The cross-country perspective

Several papers have contrasted the collateral frameworks of various central banks. Chailloux et al., for instance, evaluate major central banks’ initial policy reactions to the financial crisis.58 They also assess the collateral policies implemented in parallel with various other measures. Chailloux et al. and Cheun et al. survey the principles that have shaped the collateral frameworks of central banks worldwide, explain adaptations of these principles during the first years of the crisis and compare the degree of similarity among them.59

One major reason for the different responses of central banks in terms of collateral policy was discussed by Gros et al., among others: the first stage of the financial crisis, i.e. 2007-2009, looked similar in the US and the euro area.60 As a consequence, policy responses were also quite similar. The second stage of the crisis, however, was unique to the euro area.

Further issues

Collateral policy determines the attractiveness of certain asset classes, which in turn are the target of the ECB’s current purchases (asset-backed securities, covered bonds and soon perhaps corporate bonds as well). It is important to prevent the resulting incentives from unlocking these asset markets to an excessive extent through the loosening of collateral standards.61

A key problem is the permanent nature of the “crisis collateral framework”, which was originally intended to remain in place only on a temporary basis.62 Exiting from these exceptional collateral policies will be no less difficult than abandoning unconventional monetary policies in general; the ECB will be confronted with tricky questions of how to get rid of the purchased assets as soon as the economic environment has improved.63

Policy trade-offs

Finally, there seems to be a trade-off between the short- to medium-term efficiency of unconventional monetary policy effectiveness and the risk aversion of the ECB in terms of collateral policy. Overall, the ECB has responded forcefully to the crisis through “credit easing” and is at the same time striving to minimise its own risks. This pursuit of two opposing objectives implies that its policy has not been and will not be entirely effective.64

In the same vein, there is now a danger that other ECB instruments might also be decreasing in their effectiveness. The implementation of its longer-term refinancing operations (LTROs) is one example. When the ECB extended long-term funding against an expanded pool of eligible collateral assets, it also significantly raised the haircuts applied to these assets, sometimes by 50 to 75 per cent. This implies that substantial over-collateralisation is needed to get access to LTRO financing. For instance, commercial banks have to pledge assets with a market value somewhere between two to four times the value of the loan received, which may make commercial banks more reluctant to borrow from the central bank. Hence, in case of insolvency, the claims of unsecured creditors of banks will be met only to a minor extent. Private investors will thus hesitate even more to endow commercial banks with funding. One dire consequence of this is that the LTROs might not be successful if they are ever attempted again.65

Conclusions and policy implications

NCBs have in the past sometimes been too lenient with respect to the valuation and the eligibility of collateral. There is the risk that NCBs and other market participants might try to circumvent the ECB and Eurosystem collateral rules.66 Above all, NCBs should be prevented from exploiting loopholes present in the collateral framework with the intention of unduly promoting their domestic commercial banks.67

As regards the ECB, a key governance challenge is to guarantee a strong commitment by the Governing Council to enforcing collateral rules. The valuation of collateral should also be based on a systematic monitoring of market data. One of the main tasks of the Governing Council is the regular review of the adequacy of risk control measures in the collateral framework. The single collateral framework shall be applied in the same way by all central banks.

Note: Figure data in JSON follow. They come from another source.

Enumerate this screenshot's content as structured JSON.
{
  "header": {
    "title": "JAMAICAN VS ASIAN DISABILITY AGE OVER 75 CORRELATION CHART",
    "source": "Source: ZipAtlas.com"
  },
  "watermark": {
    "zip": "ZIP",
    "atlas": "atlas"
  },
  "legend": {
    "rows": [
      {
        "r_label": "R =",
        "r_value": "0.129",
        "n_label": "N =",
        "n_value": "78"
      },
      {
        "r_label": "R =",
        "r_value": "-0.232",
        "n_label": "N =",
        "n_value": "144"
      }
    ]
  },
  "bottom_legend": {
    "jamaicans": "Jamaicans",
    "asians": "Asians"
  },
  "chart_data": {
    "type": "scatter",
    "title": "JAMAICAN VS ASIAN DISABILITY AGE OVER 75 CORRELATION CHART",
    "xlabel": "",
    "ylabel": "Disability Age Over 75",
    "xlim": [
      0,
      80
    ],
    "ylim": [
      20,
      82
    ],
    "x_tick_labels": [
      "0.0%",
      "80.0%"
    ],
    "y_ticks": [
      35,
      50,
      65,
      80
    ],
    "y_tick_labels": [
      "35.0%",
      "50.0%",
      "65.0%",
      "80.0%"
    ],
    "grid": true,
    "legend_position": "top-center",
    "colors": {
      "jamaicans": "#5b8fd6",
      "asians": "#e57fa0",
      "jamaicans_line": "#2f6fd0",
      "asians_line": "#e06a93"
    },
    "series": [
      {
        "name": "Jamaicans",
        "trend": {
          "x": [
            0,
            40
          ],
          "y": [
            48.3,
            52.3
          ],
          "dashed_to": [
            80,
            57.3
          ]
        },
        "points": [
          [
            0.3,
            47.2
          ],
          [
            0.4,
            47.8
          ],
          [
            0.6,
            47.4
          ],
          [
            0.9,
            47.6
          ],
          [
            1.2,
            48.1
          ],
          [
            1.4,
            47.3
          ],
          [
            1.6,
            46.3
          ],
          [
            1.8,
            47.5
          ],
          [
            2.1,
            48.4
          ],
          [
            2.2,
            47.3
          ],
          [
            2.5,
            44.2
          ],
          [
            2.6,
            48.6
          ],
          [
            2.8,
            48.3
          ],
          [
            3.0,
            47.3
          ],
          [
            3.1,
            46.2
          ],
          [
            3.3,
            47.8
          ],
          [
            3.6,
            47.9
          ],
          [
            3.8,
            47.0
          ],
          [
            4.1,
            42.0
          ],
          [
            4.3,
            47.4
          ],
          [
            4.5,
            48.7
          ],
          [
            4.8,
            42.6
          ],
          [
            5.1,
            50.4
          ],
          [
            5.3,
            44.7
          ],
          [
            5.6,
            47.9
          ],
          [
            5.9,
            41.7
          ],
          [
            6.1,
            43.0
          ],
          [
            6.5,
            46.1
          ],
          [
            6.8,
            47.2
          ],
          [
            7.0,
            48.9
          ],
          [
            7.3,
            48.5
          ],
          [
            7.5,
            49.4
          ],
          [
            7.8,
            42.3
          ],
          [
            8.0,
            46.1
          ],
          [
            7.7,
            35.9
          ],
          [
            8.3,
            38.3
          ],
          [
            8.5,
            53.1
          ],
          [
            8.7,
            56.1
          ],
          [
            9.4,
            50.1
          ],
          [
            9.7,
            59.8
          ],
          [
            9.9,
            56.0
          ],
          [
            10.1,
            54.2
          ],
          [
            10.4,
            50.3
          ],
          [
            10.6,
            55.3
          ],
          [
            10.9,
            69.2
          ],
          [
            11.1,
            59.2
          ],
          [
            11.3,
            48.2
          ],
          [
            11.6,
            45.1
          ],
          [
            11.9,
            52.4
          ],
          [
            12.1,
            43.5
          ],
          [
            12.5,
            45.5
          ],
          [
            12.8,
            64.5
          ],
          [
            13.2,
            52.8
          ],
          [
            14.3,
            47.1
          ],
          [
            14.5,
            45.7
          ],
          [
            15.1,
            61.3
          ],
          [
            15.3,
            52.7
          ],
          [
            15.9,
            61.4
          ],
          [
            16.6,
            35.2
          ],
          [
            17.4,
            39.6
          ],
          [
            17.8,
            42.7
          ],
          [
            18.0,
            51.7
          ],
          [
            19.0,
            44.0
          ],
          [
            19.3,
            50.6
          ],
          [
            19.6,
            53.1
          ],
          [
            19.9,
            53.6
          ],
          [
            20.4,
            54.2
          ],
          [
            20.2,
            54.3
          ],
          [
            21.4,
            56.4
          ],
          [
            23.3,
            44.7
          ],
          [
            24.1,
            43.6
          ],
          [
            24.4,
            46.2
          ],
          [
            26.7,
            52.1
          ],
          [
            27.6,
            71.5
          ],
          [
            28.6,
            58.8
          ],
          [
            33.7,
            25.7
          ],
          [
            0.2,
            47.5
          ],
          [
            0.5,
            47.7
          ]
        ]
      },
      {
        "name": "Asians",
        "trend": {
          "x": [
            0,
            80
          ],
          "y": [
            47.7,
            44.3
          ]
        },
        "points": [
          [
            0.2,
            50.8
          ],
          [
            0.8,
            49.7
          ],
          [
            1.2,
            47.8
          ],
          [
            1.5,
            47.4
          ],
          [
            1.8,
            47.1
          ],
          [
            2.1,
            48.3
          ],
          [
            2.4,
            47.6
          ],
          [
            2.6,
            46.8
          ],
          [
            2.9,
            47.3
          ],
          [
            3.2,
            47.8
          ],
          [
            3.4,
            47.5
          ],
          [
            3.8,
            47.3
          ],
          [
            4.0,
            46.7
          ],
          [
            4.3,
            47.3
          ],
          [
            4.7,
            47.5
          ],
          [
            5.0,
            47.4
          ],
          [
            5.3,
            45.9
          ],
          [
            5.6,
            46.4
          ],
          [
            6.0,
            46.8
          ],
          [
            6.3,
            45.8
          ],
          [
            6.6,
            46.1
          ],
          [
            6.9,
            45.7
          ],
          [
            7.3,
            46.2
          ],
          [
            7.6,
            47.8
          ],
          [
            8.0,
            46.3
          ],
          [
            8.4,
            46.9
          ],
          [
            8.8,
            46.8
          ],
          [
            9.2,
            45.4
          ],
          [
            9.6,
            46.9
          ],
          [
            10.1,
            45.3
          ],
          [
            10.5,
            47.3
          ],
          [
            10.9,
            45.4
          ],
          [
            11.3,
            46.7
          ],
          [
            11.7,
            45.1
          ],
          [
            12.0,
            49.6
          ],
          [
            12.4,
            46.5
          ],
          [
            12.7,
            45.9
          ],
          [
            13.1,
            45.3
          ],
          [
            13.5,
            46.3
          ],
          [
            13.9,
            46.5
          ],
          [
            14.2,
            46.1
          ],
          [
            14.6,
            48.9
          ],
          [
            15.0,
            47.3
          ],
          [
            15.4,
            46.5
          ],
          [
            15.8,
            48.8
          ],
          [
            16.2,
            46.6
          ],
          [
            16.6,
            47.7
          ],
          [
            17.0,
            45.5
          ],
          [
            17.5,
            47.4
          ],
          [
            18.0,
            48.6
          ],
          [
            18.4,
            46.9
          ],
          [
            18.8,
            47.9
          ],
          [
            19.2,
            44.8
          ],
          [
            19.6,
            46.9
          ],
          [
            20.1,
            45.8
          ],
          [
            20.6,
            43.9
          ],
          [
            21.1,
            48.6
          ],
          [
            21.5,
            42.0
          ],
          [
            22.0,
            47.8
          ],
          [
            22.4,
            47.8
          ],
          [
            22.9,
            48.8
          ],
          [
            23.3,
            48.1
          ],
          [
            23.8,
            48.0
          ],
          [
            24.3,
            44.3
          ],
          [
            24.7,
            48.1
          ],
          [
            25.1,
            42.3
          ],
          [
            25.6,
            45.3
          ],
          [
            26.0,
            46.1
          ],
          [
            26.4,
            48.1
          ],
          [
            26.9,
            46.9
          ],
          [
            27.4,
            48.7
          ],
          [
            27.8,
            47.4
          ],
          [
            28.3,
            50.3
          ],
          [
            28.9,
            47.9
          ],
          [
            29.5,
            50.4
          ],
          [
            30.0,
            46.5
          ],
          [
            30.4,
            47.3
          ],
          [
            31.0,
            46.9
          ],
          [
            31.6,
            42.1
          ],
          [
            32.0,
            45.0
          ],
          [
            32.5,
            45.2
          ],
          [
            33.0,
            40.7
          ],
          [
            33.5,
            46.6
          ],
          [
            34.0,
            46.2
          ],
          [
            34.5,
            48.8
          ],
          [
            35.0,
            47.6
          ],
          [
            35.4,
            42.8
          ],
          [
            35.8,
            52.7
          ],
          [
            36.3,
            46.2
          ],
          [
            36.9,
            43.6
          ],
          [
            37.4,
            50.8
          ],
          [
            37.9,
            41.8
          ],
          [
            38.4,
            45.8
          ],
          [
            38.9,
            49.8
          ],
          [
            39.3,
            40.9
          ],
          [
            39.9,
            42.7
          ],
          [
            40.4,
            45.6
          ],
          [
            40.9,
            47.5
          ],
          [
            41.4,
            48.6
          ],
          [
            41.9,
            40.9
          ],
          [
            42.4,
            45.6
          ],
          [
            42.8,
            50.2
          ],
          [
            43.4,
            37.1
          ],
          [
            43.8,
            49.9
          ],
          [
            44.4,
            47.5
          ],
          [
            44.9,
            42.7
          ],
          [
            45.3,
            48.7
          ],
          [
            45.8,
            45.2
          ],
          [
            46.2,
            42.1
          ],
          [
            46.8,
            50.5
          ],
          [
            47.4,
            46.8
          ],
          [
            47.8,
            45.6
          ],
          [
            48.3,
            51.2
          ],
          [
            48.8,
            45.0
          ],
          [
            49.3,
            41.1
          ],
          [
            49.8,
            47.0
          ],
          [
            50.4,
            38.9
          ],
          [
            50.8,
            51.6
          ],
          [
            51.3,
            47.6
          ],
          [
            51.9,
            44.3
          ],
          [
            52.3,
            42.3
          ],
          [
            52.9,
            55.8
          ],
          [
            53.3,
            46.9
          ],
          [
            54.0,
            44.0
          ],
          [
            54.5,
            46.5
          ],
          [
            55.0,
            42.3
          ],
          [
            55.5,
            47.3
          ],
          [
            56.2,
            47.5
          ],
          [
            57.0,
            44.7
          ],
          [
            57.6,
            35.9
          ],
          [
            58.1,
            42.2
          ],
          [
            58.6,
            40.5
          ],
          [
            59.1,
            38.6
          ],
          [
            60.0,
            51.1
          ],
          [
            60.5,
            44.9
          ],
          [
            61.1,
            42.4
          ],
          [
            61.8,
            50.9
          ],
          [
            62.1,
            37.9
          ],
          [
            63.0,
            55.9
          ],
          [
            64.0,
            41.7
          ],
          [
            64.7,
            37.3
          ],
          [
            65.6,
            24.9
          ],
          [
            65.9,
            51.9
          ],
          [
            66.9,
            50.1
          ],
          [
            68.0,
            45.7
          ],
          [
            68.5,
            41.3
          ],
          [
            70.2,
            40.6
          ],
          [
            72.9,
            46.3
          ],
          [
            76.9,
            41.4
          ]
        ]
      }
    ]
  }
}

As long as the risks can be shifted from the taxpayers in one euro area member state to those in another through “collateral rule arbitrage” or another of the ECB’s unconventional monetary policies, statements like “[a]ll central banks must have the same interest: to reduce the risk stemming from our operations. If there is a loss it is a loss for all of us …” may be wishful thinking.68 In the same vein, one may question whether the unanimous agreement in the Governing Council to install a compliance unit and a collateral experts network at the ECB to search for inconsistencies and factual errors in the eligible asset database is a corroboration of the common will of the Governing Council.69 In addition, one may ask how non-partisan and non-biased the “collateral experts” are. Are they unaffected by the collateral policy choices of the ECB?

In the future, policymakers should strive for a simplification of the collateral system, while not forgetting that keeping collateral available to all counterparties in the euro area is crucial in enabling the implementation of proper monetary policy.70 Furthermore, they should ensure that the increasing degree of complexity of the system does not induce the Eurosystem to overstretch its lending to financial institutions – admittedly, a technically demanding task.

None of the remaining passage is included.